Dr Ajay Patel who was born and brought up in Peterborough, does GP training, is also educational lead and a GP tutor for Cambridge University.

He said: ‘The GP training programme was what brought me to Queen Street because it has been a well-established training practice for many years and Paula was one of my trainers. One of the highlights for all of us, and what keeps you fresh, is the training. Having a fantastic team of colleagues helps as well!

‘The pace of General Practice has never allowed us to stagnate. It is always a different landscape and the key is to keep being flexible, adaptable and listening to the way things are changing. It is all about the patients, spending time getting to know them and I love the whole clinical aspect of listening to patients, being receptive to their needs and working out management plans with them. Each contact is a new opportunity – we may see hundreds of patients a week, but we are always mindful that we may be the only GP they have seen for a while, or for their condition.'

Dr Scott was educated and brought up in Peterborough and trained locally. She is a GP Educator and also the last trainee to have joined the practice as a Partner.  

She said: ‘Over the years, and especially post-Covid, we have reinvented the way that we work, not just doing things in the way we have always done them. We are definitely a practice that likes to engage in new things to make improvements. You would be left behind if you don’t engage and move with the times and technology.

‘Being a good GP is rooted in human connection. We learn so much from body language, subtle cues and listening to what patients want, which is why our clinics are now predominantly face-to-face. Saving a life, while rare, is profoundly grounding and reminds you why you chose this profession, but more often the reward comes from seeing a patient leave feeling heard, reassured or supported, whatever they needed in that moment.

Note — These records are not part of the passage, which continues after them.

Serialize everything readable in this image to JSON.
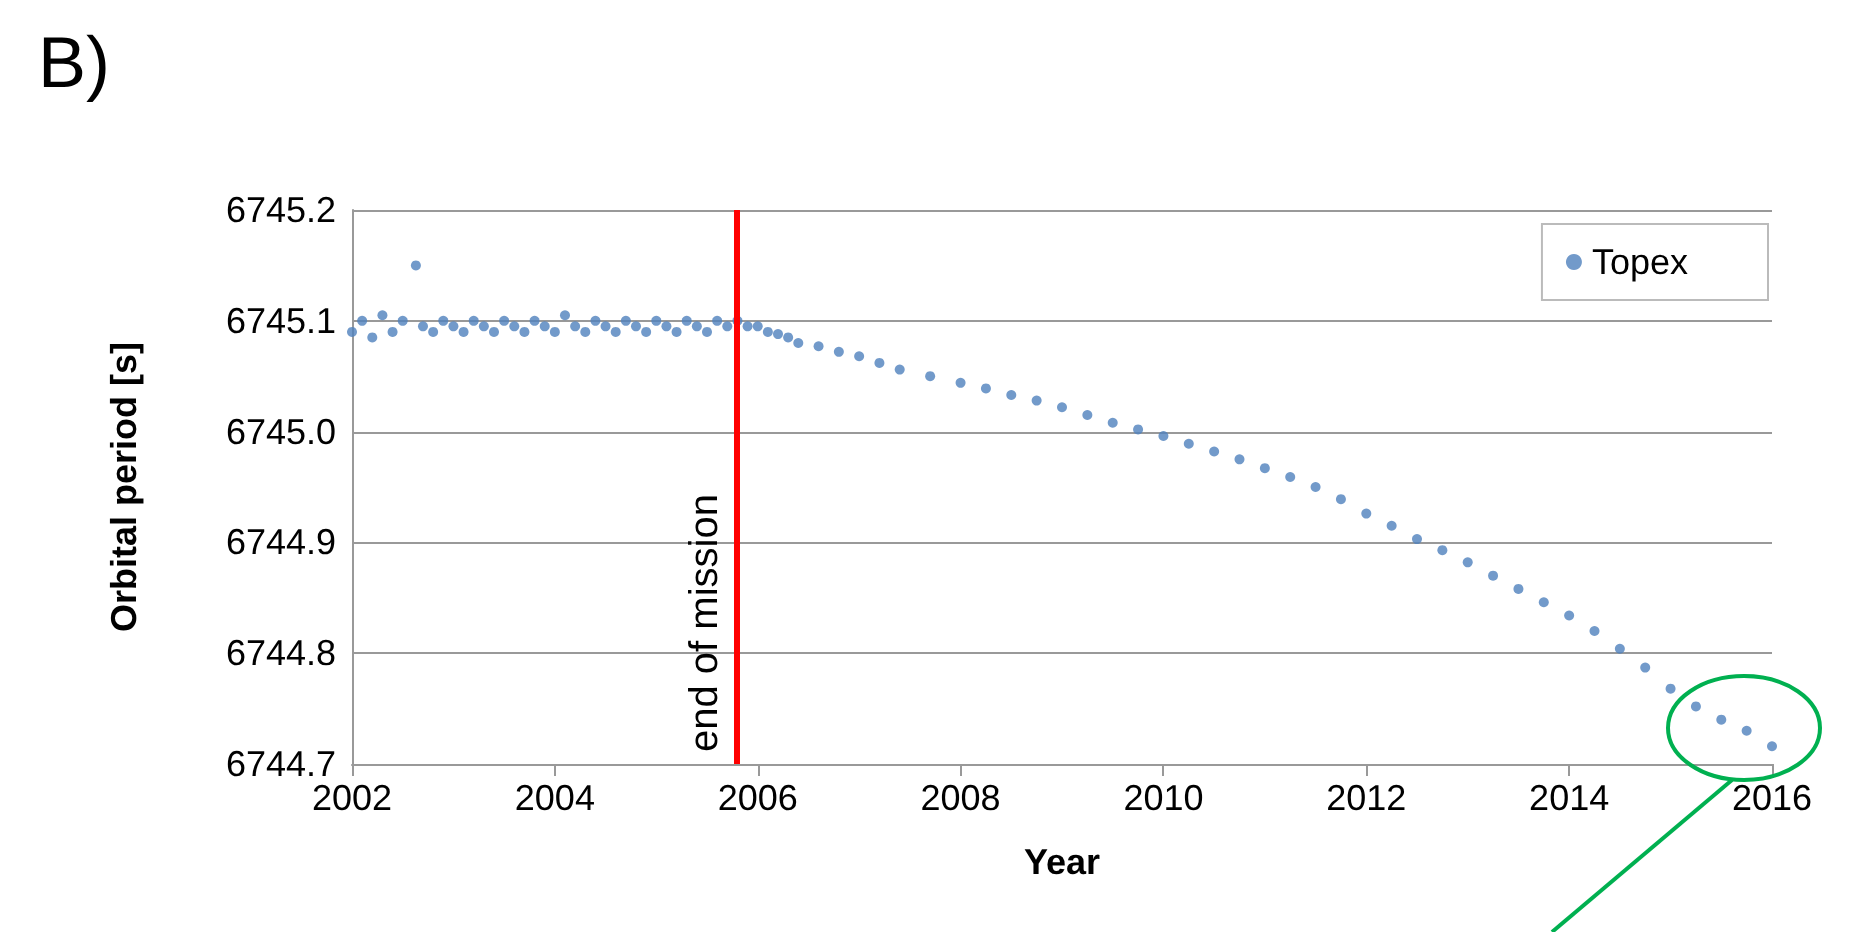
{
  "chart_data": {
    "type": "scatter",
    "title": "B)",
    "xlabel": "Year",
    "ylabel": "Orbital period [s]",
    "xlim": [
      2002,
      2016
    ],
    "xticks": [
      2002,
      2004,
      2006,
      2008,
      2010,
      2012,
      2014,
      2016
    ],
    "ylim": [
      6744.7,
      6745.2
    ],
    "yticks": [
      {
        "value": 6744.7,
        "label": "6744.7"
      },
      {
        "value": 6744.8,
        "label": "6744.8"
      },
      {
        "value": 6744.9,
        "label": "6744.9"
      },
      {
        "value": 6745.0,
        "label": "6745.0"
      },
      {
        "value": 6745.1,
        "label": "6745.1"
      },
      {
        "value": 6745.2,
        "label": "6745.2"
      }
    ],
    "grid": "y",
    "legend": "top right",
    "marker": "circle",
    "series": [
      {
        "name": "Topex",
        "color": "#4f81bd",
        "x": [
          2002.0,
          2002.1,
          2002.2,
          2002.3,
          2002.4,
          2002.5,
          2002.63,
          2002.7,
          2002.8,
          2002.9,
          2003.0,
          2003.1,
          2003.2,
          2003.3,
          2003.4,
          2003.5,
          2003.6,
          2003.7,
          2003.8,
          2003.9,
          2004.0,
          2004.1,
          2004.2,
          2004.3,
          2004.4,
          2004.5,
          2004.6,
          2004.7,
          2004.8,
          2004.9,
          2005.0,
          2005.1,
          2005.2,
          2005.3,
          2005.4,
          2005.5,
          2005.6,
          2005.7,
          2005.8,
          2005.9,
          2006.0,
          2006.1,
          2006.2,
          2006.3,
          2006.4,
          2006.6,
          2006.8,
          2007.0,
          2007.2,
          2007.4,
          2007.7,
          2008.0,
          2008.25,
          2008.5,
          2008.75,
          2009.0,
          2009.25,
          2009.5,
          2009.75,
          2010.0,
          2010.25,
          2010.5,
          2010.75,
          2011.0,
          2011.25,
          2011.5,
          2011.75,
          2012.0,
          2012.25,
          2012.5,
          2012.75,
          2013.0,
          2013.25,
          2013.5,
          2013.75,
          2014.0,
          2014.25,
          2014.5,
          2014.75,
          2015.0,
          2015.25,
          2015.5,
          2015.75,
          2016.0
        ],
        "values": [
          6745.09,
          6745.1,
          6745.085,
          6745.105,
          6745.09,
          6745.1,
          6745.15,
          6745.095,
          6745.09,
          6745.1,
          6745.095,
          6745.09,
          6745.1,
          6745.095,
          6745.09,
          6745.1,
          6745.095,
          6745.09,
          6745.1,
          6745.095,
          6745.09,
          6745.105,
          6745.095,
          6745.09,
          6745.1,
          6745.095,
          6745.09,
          6745.1,
          6745.095,
          6745.09,
          6745.1,
          6745.095,
          6745.09,
          6745.1,
          6745.095,
          6745.09,
          6745.1,
          6745.095,
          6745.1,
          6745.095,
          6745.095,
          6745.09,
          6745.088,
          6745.085,
          6745.08,
          6745.077,
          6745.072,
          6745.068,
          6745.062,
          6745.056,
          6745.05,
          6745.044,
          6745.039,
          6745.033,
          6745.028,
          6745.022,
          6745.015,
          6745.008,
          6745.002,
          6744.996,
          6744.989,
          6744.982,
          6744.975,
          6744.967,
          6744.959,
          6744.95,
          6744.939,
          6744.926,
          6744.915,
          6744.903,
          6744.893,
          6744.882,
          6744.87,
          6744.858,
          6744.846,
          6744.834,
          6744.82,
          6744.804,
          6744.787,
          6744.768,
          6744.752,
          6744.74,
          6744.73,
          6744.716
        ]
      }
    ],
    "ref_lines": [
      {
        "axis": "x",
        "value": 2005.8,
        "label": "end of mission",
        "color": "#ff0000"
      }
    ]
  }
}
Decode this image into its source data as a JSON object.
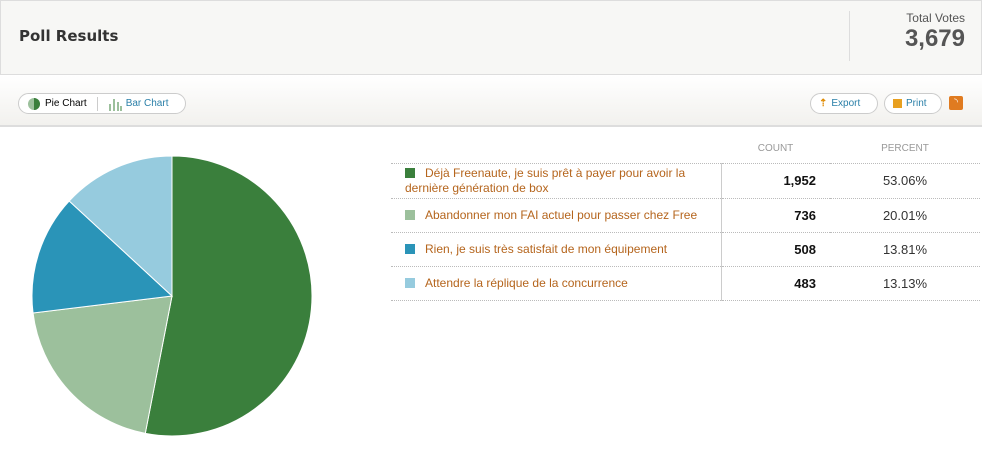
{
  "header": {
    "title": "Poll Results",
    "total_label": "Total Votes",
    "total": "3,679"
  },
  "toolbar": {
    "pie": "Pie Chart",
    "bar": "Bar Chart",
    "export": "Export",
    "print": "Print"
  },
  "table": {
    "headers": [
      "COUNT",
      "PERCENT"
    ]
  },
  "chart_data": {
    "type": "pie",
    "categories": [
      "Déjà Freenaute, je suis prêt à payer pour avoir la dernière génération de box",
      "Abandonner mon FAI actuel pour passer chez Free",
      "Rien, je suis très satisfait de mon équipement",
      "Attendre la réplique de la concurrence"
    ],
    "values": [
      1952,
      736,
      508,
      483
    ],
    "percents": [
      "53.06%",
      "20.01%",
      "13.81%",
      "13.13%"
    ],
    "counts": [
      "1,952",
      "736",
      "508",
      "483"
    ],
    "colors": [
      "#3a7f3c",
      "#9cc09c",
      "#2a94b8",
      "#96cbde"
    ]
  }
}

‘We are very well supported, from management through to the nursing and admin teams. We’ve helped the nurses and our ECP through their prescribing course, so there’s a strong culture of home-grown development. The team has definitely kept me here all these years. It’s hard to leave a place where you feel comfortable, invested, and where you understand how things work and your role within the team. When you feel like you’re making progress and moving forward together, it’s hard to see why you’d want to go anywhere else.’

Lakeside Chief Executive Jess Bawden said: ‘It is wonderful that we have been able offer 60 years of continuity of care to the patients of Whittlesey and Stanground. Congratulations, Dr Spellar, Dr Patel and Dr Scott!’